Entretanto, considerando que a reforma da previdência seja aprovada este ano (hipótese questionável do ponto de vista do acompanhamento legislativo), seu impacto fiscal, a exemplo da PEC do Teto do Gasto, se dará apenas em exercícios fiscais futuros, já que o texto atual incide apenas em trabalhadores que irão se aposentar, mantendo os benefícios pelas regras atuais dos já aposentados. Em resumo, mesmo que a reforma da previdência seja aprovada, ela só ataca o fluxo futuro de despesas, será preciso ainda, medidas que ataquem o estoque de déficit e de dívidas do presente.

A estratégia com efeitos em prazo mais curto para atacar o estoque de déficits fiscais, deve se dar pelo ajuste patrimonial do Estado, ou seja, pelas privatizações. Isto por que em outubro de 2016 foi aprovada a MP 735, que permite a desestatização de concessionárias de energia elétrica estaduais adquiridas pela união, além de tornar menos burocráticos os leilões e reduzir os custos de subsídios do governo federal. Portanto, diferentemente das reformas que preveem amplo processo legislativo, as privatizações podem se dar num horizonte mais curto.

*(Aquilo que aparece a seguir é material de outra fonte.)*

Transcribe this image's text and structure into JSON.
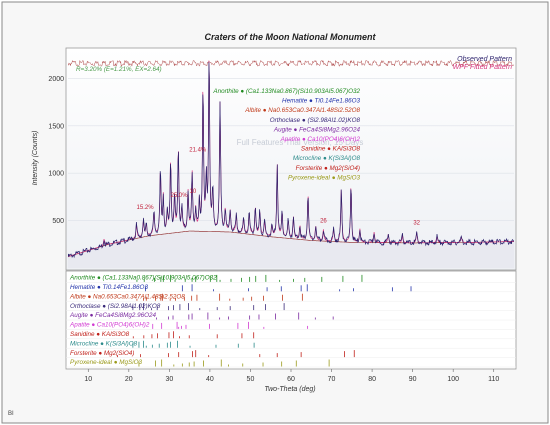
{
  "chart_data": {
    "type": "line",
    "title": "Craters of the Moon National Monument",
    "xlabel": "Two-Theta (deg)",
    "ylabel": "Intensity (Counts)",
    "xlim": [
      5,
      115
    ],
    "ylim": [
      0,
      2300
    ],
    "x_ticks": [
      10,
      20,
      30,
      40,
      50,
      60,
      70,
      80,
      90,
      100,
      110
    ],
    "y_ticks": [
      500,
      1000,
      1500,
      2000
    ],
    "legend": {
      "position": "top-right",
      "entries": [
        "Observed Pattern",
        "WPF Fitted Pattern"
      ]
    },
    "colors": {
      "observed": "#2a1f6b",
      "fitted": "#d6327a",
      "residual": "#b04a4a",
      "background_curve": "#8b2020"
    },
    "annotations": [
      {
        "text": "R=3.20% (E=1.21%, EX=2.64)",
        "x": 9,
        "y": 2195
      },
      {
        "text": "Full Features Trial Version, 15 Days",
        "x": 41,
        "y": 1345
      }
    ],
    "peak_labels": [
      {
        "text": "15.2%",
        "x": 24.0,
        "y": 625
      },
      {
        "text": "25.0%",
        "x": 32.4,
        "y": 750
      },
      {
        "text": "21.4%",
        "x": 37.0,
        "y": 1230
      },
      {
        "text": "10",
        "x": 35.8,
        "y": 790
      },
      {
        "text": "26",
        "x": 68.0,
        "y": 480
      },
      {
        "text": "32",
        "x": 91.0,
        "y": 460
      }
    ],
    "background": [
      [
        5,
        120
      ],
      [
        15,
        250
      ],
      [
        25,
        340
      ],
      [
        35,
        390
      ],
      [
        45,
        380
      ],
      [
        55,
        330
      ],
      [
        65,
        290
      ],
      [
        75,
        270
      ],
      [
        90,
        265
      ],
      [
        105,
        270
      ],
      [
        115,
        280
      ]
    ],
    "peaks": [
      {
        "x": 13.9,
        "h": 70
      },
      {
        "x": 21.9,
        "h": 150
      },
      {
        "x": 23.6,
        "h": 180
      },
      {
        "x": 24.3,
        "h": 120
      },
      {
        "x": 26.2,
        "h": 250
      },
      {
        "x": 27.8,
        "h": 680
      },
      {
        "x": 28.5,
        "h": 390
      },
      {
        "x": 29.5,
        "h": 220
      },
      {
        "x": 30.3,
        "h": 780
      },
      {
        "x": 31.3,
        "h": 380
      },
      {
        "x": 32.2,
        "h": 900
      },
      {
        "x": 33.1,
        "h": 250
      },
      {
        "x": 34.6,
        "h": 420
      },
      {
        "x": 35.6,
        "h": 620
      },
      {
        "x": 36.5,
        "h": 220
      },
      {
        "x": 37.4,
        "h": 310
      },
      {
        "x": 38.3,
        "h": 1550
      },
      {
        "x": 39.1,
        "h": 520
      },
      {
        "x": 39.8,
        "h": 1900
      },
      {
        "x": 40.7,
        "h": 420
      },
      {
        "x": 42.5,
        "h": 1350
      },
      {
        "x": 43.8,
        "h": 240
      },
      {
        "x": 45.0,
        "h": 220
      },
      {
        "x": 46.5,
        "h": 180
      },
      {
        "x": 48.3,
        "h": 160
      },
      {
        "x": 49.7,
        "h": 230
      },
      {
        "x": 51.2,
        "h": 300
      },
      {
        "x": 52.3,
        "h": 260
      },
      {
        "x": 53.5,
        "h": 150
      },
      {
        "x": 55.3,
        "h": 110
      },
      {
        "x": 56.6,
        "h": 780
      },
      {
        "x": 57.8,
        "h": 280
      },
      {
        "x": 59.3,
        "h": 200
      },
      {
        "x": 60.6,
        "h": 230
      },
      {
        "x": 62.2,
        "h": 150
      },
      {
        "x": 64.2,
        "h": 500
      },
      {
        "x": 66.1,
        "h": 150
      },
      {
        "x": 68.0,
        "h": 120
      },
      {
        "x": 70.5,
        "h": 130
      },
      {
        "x": 72.4,
        "h": 560
      },
      {
        "x": 74.8,
        "h": 620
      },
      {
        "x": 77.0,
        "h": 140
      },
      {
        "x": 80.5,
        "h": 110
      },
      {
        "x": 84.0,
        "h": 90
      },
      {
        "x": 87.5,
        "h": 80
      },
      {
        "x": 91.0,
        "h": 110
      },
      {
        "x": 96.0,
        "h": 70
      },
      {
        "x": 102.0,
        "h": 60
      }
    ],
    "residual_level": 2160,
    "phases": [
      {
        "name": "Anorthite",
        "formula": "(Ca1.133Na0.867)(Si10.903Al5.067)O32",
        "color": "#1f8a1f"
      },
      {
        "name": "Hematite",
        "formula": "Ti0.14Fe1.86O3",
        "color": "#2233aa"
      },
      {
        "name": "Albite",
        "formula": "Na0.653Ca0.347Al1.48Si2.52O8",
        "color": "#c03a1a"
      },
      {
        "name": "Orthoclase",
        "formula": "(Si2.98Al1.02)KO8",
        "color": "#3a2a7a"
      },
      {
        "name": "Augite",
        "formula": "FeCa4Si8Mg2.96O24",
        "color": "#7a2aa0"
      },
      {
        "name": "Apatite",
        "formula": "Ca10(PO4)6(OH)2",
        "color": "#d23ad2"
      },
      {
        "name": "Sanidine",
        "formula": "KAlSi3O8",
        "color": "#c0201a"
      },
      {
        "name": "Microcline",
        "formula": "K(Si3Al)O8",
        "color": "#2a8a8a"
      },
      {
        "name": "Forsterite",
        "formula": "Mg2(SiO4)",
        "color": "#c0201a"
      },
      {
        "name": "Pyroxene-ideal",
        "formula": "MgSiO3",
        "color": "#9a9a1a"
      }
    ],
    "phase_sticks": [
      [
        22.0,
        23.8,
        26.3,
        27.9,
        28.5,
        30.3,
        31.4,
        33.9,
        35.6,
        36.5,
        40.1,
        41.7,
        42.5,
        45.2,
        47.8,
        49.8,
        51.3,
        53.8,
        57.2,
        60.6,
        63.4,
        67.6,
        72.8,
        77.5
      ],
      [
        24.1,
        33.2,
        35.6,
        40.9,
        49.5,
        54.1,
        57.6,
        62.5,
        64.0,
        72.0,
        75.4,
        85.0,
        89.6
      ],
      [
        22.0,
        23.6,
        24.3,
        26.6,
        27.9,
        28.3,
        30.2,
        31.5,
        33.7,
        35.5,
        36.8,
        42.4,
        44.9,
        48.2,
        50.3,
        53.2,
        57.9,
        62.8
      ],
      [
        21.0,
        22.7,
        23.6,
        25.6,
        27.0,
        29.8,
        31.0,
        32.6,
        34.7,
        37.5,
        41.8,
        45.0,
        50.8,
        53.7,
        58.3
      ],
      [
        26.8,
        29.8,
        30.9,
        34.8,
        35.6,
        39.5,
        42.4,
        44.6,
        49.8,
        52.1,
        56.2,
        61.9,
        66.0,
        70.4
      ],
      [
        25.9,
        28.1,
        31.9,
        32.3,
        33.0,
        34.1,
        39.9,
        46.9,
        49.5,
        53.3,
        64.1
      ],
      [
        21.1,
        23.7,
        25.7,
        27.1,
        29.9,
        31.0,
        32.5,
        34.9,
        41.8,
        47.9,
        50.8
      ],
      [
        21.0,
        22.5,
        23.6,
        24.3,
        25.8,
        27.5,
        29.5,
        30.3,
        32.0,
        35.1,
        41.5,
        47.0,
        50.9
      ],
      [
        17.2,
        22.9,
        29.8,
        32.3,
        35.7,
        36.5,
        39.7,
        52.3,
        56.6,
        62.5,
        73.2,
        75.6
      ],
      [
        22.5,
        26.6,
        28.1,
        31.1,
        33.2,
        34.9,
        36.1,
        38.4,
        42.8,
        44.6,
        48.1,
        53.1,
        57.7,
        61.3,
        69.4
      ]
    ]
  },
  "corner_text": "BI"
}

Ainda não se tem estimativas precisas, mas o Programa de Parcerias em Investimentos (PPI) anunciado pelo governo e que prevê a venda de ativos da união para iniciativa privada, podem render em torno de R$45 bilhões para o tesouro já no próximo ano, o que significa aproximadamente 25% da meta fiscal de R$159 bi aprovada para 2018. Os projetos, que preveem desestatização de ativos na área do saneamento, logística modal e energia elétrica, são conduzidos em grande medida pelo financiamento do BNDES.

O alívio fiscal poderia ser maior, caso fossem disponibilizados para a venda, ativos acumulados pelo BNDESPAR, braço de participações do BNDES em empreendimentos privados, que em 2016 acumulavam R$61 bilhões, sendo R$45 bi em ações de empresas listadas em bolsa e, R$14,6 bi em empresas coligadas com o banco. A redução da participação do BNDESPAR nestas empresas em 50%, significaria a entrada de aproximadamente R$30 bi para o tesouro, podendo ser utilizados para abatimento na dívida pública.

Muito mais do que o alívio fiscal, no entanto, as privatizações serão importantes para destravar projetos de investimentos em inúmeras áreas fundamentais para a retomada do crescimento. É importante ressaltar, que não haverá alívio fiscal sem crescimento e, não haverá crescimento econômico sem novos investimentos em energia elétrica, rodovias, ferrovias, aeroportos e saneamento. O cenário recente de queda na taxa de juros e criação na TLP são interessantes para o ingresso de capital privado nestes setores. Além de limitar a capacidade de interferência do Estado na economia, o ajuste patrimonial é o caminho para equilibrar o ajuste fiscal de longo prazo previsto nas reformas com o alívio nos déficits fiscais de curto prazo.